Housh is a web developer in Boston and says that he observes Anonymous' IRC chat portal and communicates with anons but he doesn't participate in any hacks. Through Housh, CNN has requested phone interviews with anons, people who associate themselves with Anonymous. On Monday those requests were rebuffed –  although across the Web, anons claimed credit for the Stratfor hack.

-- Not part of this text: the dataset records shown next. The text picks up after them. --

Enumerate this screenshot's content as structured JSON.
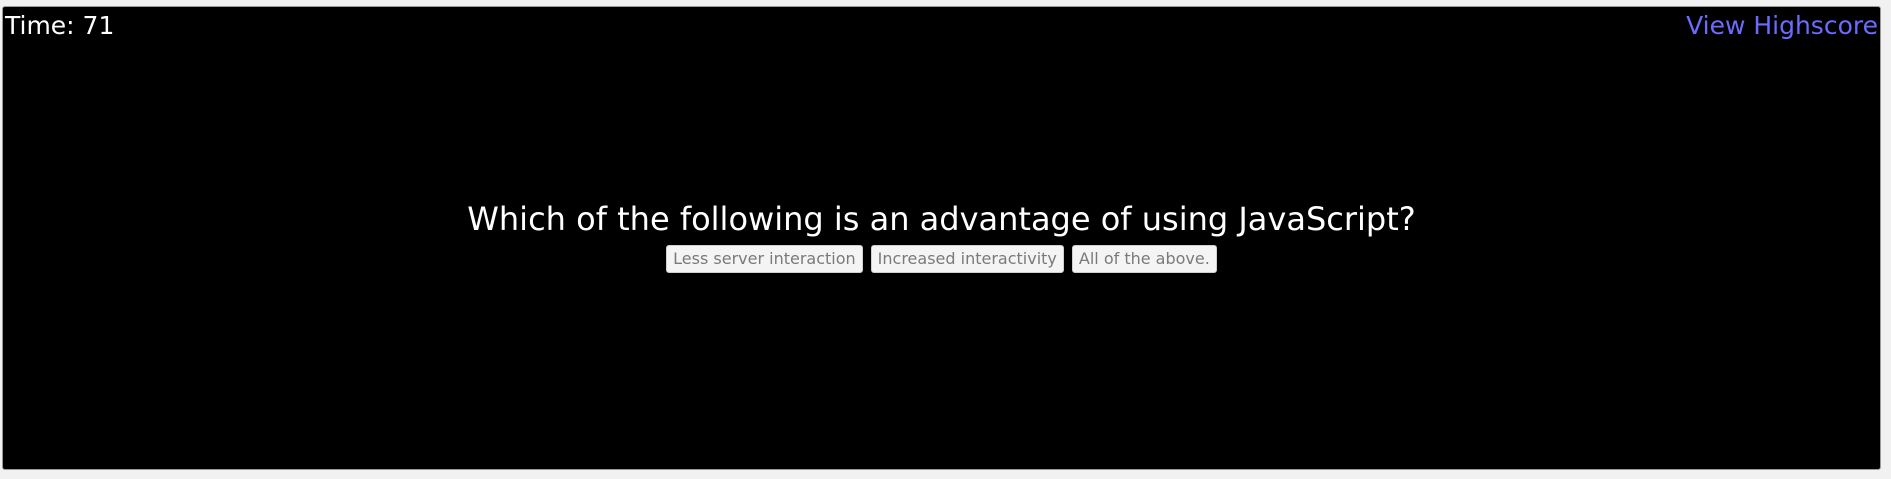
{
  "header": {
    "timer_text": "Time: 71",
    "highscore_link": "View Highscore"
  },
  "quiz": {
    "question": "Which of the following is an advantage of using JavaScript?",
    "choices": [
      {
        "label": "Less server interaction"
      },
      {
        "label": "Increased interactivity"
      },
      {
        "label": "All of the above."
      }
    ]
  },
  "colors": {
    "background": "#000000",
    "text": "#ffffff",
    "link": "#6b6bff",
    "button_bg": "#f4f4f4",
    "button_text": "#7a7a7a"
  }
}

The hackers behind the Stratfor hack may be part of an Anonymous sect called "Anti-Sec," which Wired reports is known for hacking into servers.

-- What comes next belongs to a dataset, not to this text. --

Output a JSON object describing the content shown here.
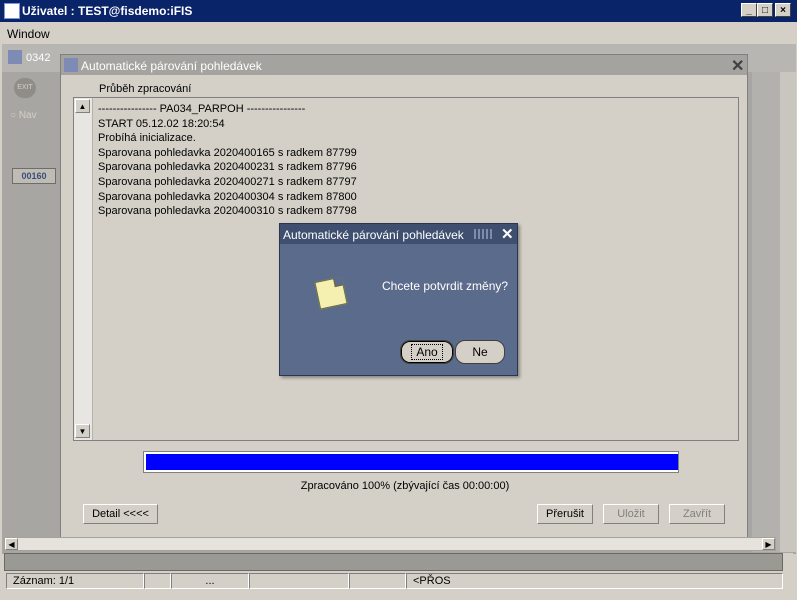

Stratfor confirmed Monday that company e-mails had been stolen, but said in a statement that some of the messages may have been altered.

Because the Global Intelligence Files are allegedly stolen from a private company, WikiLeaks could likely be held liable for that theft, said Hemu Nigam who has worked for two decades in computer security.

"There's a huge difference between publishing information and publishing information you know to be stolen," said Nigam, who has collaborated with the U.S. Secret Service, Interpol and the FBI to implement a hacker identification program for Microsoft. He now runs SSP Blue, an advisory firm that tells major corporations how to protect against hackers and insiders looking to leak. "There are a host of criminal statues that I have no doubt Stratfor's attorneys are going over thinking about how best to sue WikiLeaks. Information that is privately owned is not the same as information that is public, that essentially belongs to the public."

Hemu says that it appears to him that the 5 million e-mails were taken by a hacker who penetrated an unprotected server and copied the entire server. "Any company that's keeping valuable or confidential information has to take a multilayered approach to Internet security," Nigam said. "There are so many ways to access a system, and a company has to stay several steps ahead of all of them."

The Stratfor leak isn't the first time that WikiLeaks has published information from a private company, said Rebecca Jeschke of the Electronic Frontier Foundation, which defends free speech and online privacy. In 2008, Swiss bank Julius Baer filed suit in federal district court in California against WikiLeaks for hosting 14 allegedly leaked documents regarding personal banking transactions of bank customers. According to Jeschke, Baer ultimately moved to dismiss the case.